We have legal rights as adopted children of God. "Biblical adoption secures us in a state of objective blessings.  As with our justification, so with our adoption, God generously gives us a stunning status that has absolutely nothing to do with our effort, deserving, or feelings."   

Such love He has for us!  We don't have to do anything to be loved by Him.  Wow.

Finally, Romans 8:15-17 says,

For you did not receive the spirit of slavery to fall back into fear, but you have received the Spirit of adoption as sons, by whom we cry, "Abba! Father!"  The Spirit Himself bears witness with our spirit that we are children of God and fellow heirs with Christ, provided we suffer with him in order that we may also be glorified with him.

"The cry "Abba, Father" reveals a deep awareness of His intimate love for you, an assurance that in every season of life, you enjoy the freedom to say, "Oh God, your mercy had better be a match for my heart, because right now I am a mess."
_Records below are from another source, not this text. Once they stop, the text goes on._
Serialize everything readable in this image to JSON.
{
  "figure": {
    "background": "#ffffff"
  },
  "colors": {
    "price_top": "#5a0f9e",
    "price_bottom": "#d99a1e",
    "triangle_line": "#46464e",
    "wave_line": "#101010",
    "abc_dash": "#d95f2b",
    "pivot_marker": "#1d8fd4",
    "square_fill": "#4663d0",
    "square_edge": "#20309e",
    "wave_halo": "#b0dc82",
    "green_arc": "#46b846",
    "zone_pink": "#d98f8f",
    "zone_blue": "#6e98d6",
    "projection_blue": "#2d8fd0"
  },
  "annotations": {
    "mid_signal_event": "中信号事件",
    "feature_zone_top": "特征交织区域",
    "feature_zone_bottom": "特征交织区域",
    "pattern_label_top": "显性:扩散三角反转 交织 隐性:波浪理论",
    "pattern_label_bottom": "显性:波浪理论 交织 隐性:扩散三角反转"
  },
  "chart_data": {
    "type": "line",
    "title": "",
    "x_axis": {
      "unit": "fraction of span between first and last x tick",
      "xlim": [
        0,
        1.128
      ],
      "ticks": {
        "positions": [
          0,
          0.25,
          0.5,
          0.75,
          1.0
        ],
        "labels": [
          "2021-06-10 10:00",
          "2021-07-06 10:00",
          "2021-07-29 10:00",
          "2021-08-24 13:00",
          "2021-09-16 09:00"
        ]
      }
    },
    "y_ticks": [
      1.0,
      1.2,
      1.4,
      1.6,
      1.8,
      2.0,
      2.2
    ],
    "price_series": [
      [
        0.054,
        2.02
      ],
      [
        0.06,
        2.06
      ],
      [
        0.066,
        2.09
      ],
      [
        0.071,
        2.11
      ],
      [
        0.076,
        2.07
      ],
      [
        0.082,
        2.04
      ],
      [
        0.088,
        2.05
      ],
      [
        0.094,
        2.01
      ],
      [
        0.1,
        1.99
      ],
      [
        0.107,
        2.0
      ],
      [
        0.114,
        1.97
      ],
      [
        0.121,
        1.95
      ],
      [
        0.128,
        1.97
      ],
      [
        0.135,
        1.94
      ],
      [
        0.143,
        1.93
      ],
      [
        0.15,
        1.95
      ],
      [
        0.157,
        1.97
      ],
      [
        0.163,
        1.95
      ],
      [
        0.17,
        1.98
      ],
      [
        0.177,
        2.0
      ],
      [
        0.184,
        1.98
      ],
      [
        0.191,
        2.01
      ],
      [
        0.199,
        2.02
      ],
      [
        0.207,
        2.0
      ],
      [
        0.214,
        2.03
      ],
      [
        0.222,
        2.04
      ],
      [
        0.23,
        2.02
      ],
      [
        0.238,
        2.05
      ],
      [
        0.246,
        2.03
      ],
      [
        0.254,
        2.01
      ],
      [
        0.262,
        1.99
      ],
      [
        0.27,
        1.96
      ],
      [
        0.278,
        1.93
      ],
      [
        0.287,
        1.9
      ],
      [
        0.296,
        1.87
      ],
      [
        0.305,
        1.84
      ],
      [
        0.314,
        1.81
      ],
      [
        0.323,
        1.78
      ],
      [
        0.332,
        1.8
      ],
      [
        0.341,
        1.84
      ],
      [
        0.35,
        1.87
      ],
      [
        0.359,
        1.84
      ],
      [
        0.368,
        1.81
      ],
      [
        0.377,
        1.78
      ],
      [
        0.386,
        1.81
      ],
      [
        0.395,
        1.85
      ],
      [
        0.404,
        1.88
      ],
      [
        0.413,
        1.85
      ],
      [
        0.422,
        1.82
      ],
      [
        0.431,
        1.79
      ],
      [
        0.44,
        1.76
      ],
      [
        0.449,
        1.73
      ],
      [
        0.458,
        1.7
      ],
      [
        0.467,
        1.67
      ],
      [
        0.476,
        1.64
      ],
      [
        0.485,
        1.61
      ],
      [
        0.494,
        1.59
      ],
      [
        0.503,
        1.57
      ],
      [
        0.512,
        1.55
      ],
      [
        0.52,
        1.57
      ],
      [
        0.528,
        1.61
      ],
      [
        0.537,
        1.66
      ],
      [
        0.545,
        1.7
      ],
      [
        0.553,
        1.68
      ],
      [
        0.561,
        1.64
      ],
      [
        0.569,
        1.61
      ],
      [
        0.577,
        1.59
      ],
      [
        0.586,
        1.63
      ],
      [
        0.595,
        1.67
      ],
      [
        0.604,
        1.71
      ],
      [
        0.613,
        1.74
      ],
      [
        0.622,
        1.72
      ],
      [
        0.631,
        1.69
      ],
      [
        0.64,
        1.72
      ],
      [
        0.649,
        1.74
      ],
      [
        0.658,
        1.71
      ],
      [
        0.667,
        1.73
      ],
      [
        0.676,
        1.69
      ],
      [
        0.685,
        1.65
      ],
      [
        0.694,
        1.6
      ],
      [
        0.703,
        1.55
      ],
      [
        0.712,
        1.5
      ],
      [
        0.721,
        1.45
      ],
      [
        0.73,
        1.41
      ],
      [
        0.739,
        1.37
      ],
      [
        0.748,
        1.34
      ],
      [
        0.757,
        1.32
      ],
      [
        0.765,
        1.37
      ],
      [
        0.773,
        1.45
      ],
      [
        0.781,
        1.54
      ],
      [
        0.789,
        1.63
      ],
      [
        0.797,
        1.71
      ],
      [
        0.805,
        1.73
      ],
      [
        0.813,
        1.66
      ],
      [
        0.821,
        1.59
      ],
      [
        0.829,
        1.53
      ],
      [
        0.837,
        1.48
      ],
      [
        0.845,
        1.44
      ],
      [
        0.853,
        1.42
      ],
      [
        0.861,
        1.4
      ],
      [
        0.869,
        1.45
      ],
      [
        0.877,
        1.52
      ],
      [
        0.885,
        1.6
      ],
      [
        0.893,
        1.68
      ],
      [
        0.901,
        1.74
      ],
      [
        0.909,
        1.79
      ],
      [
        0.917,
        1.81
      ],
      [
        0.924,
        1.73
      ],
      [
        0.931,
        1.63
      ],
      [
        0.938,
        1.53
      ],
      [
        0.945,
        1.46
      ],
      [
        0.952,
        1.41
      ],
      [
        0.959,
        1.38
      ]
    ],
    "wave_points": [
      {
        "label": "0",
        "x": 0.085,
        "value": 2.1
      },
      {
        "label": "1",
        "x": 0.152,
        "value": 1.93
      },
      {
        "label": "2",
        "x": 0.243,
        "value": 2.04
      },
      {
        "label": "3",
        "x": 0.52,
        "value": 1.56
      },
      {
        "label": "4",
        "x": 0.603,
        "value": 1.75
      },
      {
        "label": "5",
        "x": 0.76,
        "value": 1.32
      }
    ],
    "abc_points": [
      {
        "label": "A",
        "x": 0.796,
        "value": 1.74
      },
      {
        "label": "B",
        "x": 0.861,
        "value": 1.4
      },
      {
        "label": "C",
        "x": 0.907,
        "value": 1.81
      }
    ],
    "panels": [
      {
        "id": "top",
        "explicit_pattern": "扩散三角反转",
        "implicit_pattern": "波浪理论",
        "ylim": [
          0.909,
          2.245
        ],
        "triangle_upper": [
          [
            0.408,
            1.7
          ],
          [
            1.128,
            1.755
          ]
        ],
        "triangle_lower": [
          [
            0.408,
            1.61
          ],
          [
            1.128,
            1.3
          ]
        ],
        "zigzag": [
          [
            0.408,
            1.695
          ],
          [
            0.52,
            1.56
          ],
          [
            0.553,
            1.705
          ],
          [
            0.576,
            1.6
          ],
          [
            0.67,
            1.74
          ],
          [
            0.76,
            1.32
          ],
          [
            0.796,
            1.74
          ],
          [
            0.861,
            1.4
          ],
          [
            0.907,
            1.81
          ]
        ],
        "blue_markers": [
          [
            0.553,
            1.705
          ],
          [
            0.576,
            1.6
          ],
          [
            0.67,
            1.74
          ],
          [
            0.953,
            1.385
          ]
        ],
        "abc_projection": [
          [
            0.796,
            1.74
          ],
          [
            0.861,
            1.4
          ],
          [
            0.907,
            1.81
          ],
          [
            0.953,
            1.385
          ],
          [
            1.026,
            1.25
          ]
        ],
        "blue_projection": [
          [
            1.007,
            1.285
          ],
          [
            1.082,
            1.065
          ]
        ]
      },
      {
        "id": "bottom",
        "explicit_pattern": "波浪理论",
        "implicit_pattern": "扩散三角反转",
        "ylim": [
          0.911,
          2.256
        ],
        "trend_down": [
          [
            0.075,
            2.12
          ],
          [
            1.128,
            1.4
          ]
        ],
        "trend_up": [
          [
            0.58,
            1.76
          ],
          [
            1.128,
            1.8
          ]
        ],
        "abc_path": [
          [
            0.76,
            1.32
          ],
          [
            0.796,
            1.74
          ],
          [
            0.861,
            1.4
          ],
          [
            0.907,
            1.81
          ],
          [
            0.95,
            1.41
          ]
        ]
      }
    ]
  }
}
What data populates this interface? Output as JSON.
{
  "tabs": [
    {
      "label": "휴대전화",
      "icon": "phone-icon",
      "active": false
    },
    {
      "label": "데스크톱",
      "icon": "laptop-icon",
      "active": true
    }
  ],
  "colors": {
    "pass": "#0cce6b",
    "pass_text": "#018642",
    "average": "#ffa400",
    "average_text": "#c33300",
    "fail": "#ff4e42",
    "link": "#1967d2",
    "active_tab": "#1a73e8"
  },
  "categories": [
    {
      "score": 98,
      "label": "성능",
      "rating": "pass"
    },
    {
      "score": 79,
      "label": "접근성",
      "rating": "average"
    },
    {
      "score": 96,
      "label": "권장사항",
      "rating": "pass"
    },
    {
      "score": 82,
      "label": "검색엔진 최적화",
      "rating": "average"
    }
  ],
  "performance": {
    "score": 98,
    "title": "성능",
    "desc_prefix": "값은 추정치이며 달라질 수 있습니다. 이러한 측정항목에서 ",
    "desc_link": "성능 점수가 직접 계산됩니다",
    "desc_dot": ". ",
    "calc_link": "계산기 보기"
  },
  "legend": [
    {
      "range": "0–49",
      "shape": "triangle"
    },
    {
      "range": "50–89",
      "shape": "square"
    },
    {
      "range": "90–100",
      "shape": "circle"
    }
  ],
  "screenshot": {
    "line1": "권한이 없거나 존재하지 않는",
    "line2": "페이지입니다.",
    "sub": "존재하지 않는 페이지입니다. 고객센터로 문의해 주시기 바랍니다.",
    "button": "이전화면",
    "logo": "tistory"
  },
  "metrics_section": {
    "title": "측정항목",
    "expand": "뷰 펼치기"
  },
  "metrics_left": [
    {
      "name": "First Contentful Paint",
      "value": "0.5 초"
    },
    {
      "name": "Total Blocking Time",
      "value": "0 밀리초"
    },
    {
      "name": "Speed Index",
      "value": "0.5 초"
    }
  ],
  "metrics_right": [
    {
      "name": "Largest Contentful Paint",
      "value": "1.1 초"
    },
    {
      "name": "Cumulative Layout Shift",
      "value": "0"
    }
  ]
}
"Even when we violate our peace with God through selfishness, we have freedom to cry out to Him, to crawl into His lap, to be made whole.  This is why we must continually preach the gospel to our hearts and to one another.  Only in the assurance of God's love for us as Abba, will we surrender all the chaos, weariness, brokenness, and longings of our hearts to him."

Such beautiful and freeing truth!  Oh how He loves us, so freely, so graciously, so mercifully and so perfectly.  

Today, I choose to crawl into His lap and let Him soothe my aching heart as I continue to wait for my son.  I would not change one thing on this journey He has chosen for us.  I am honored that He would care so much for me to really change my heart for His glory.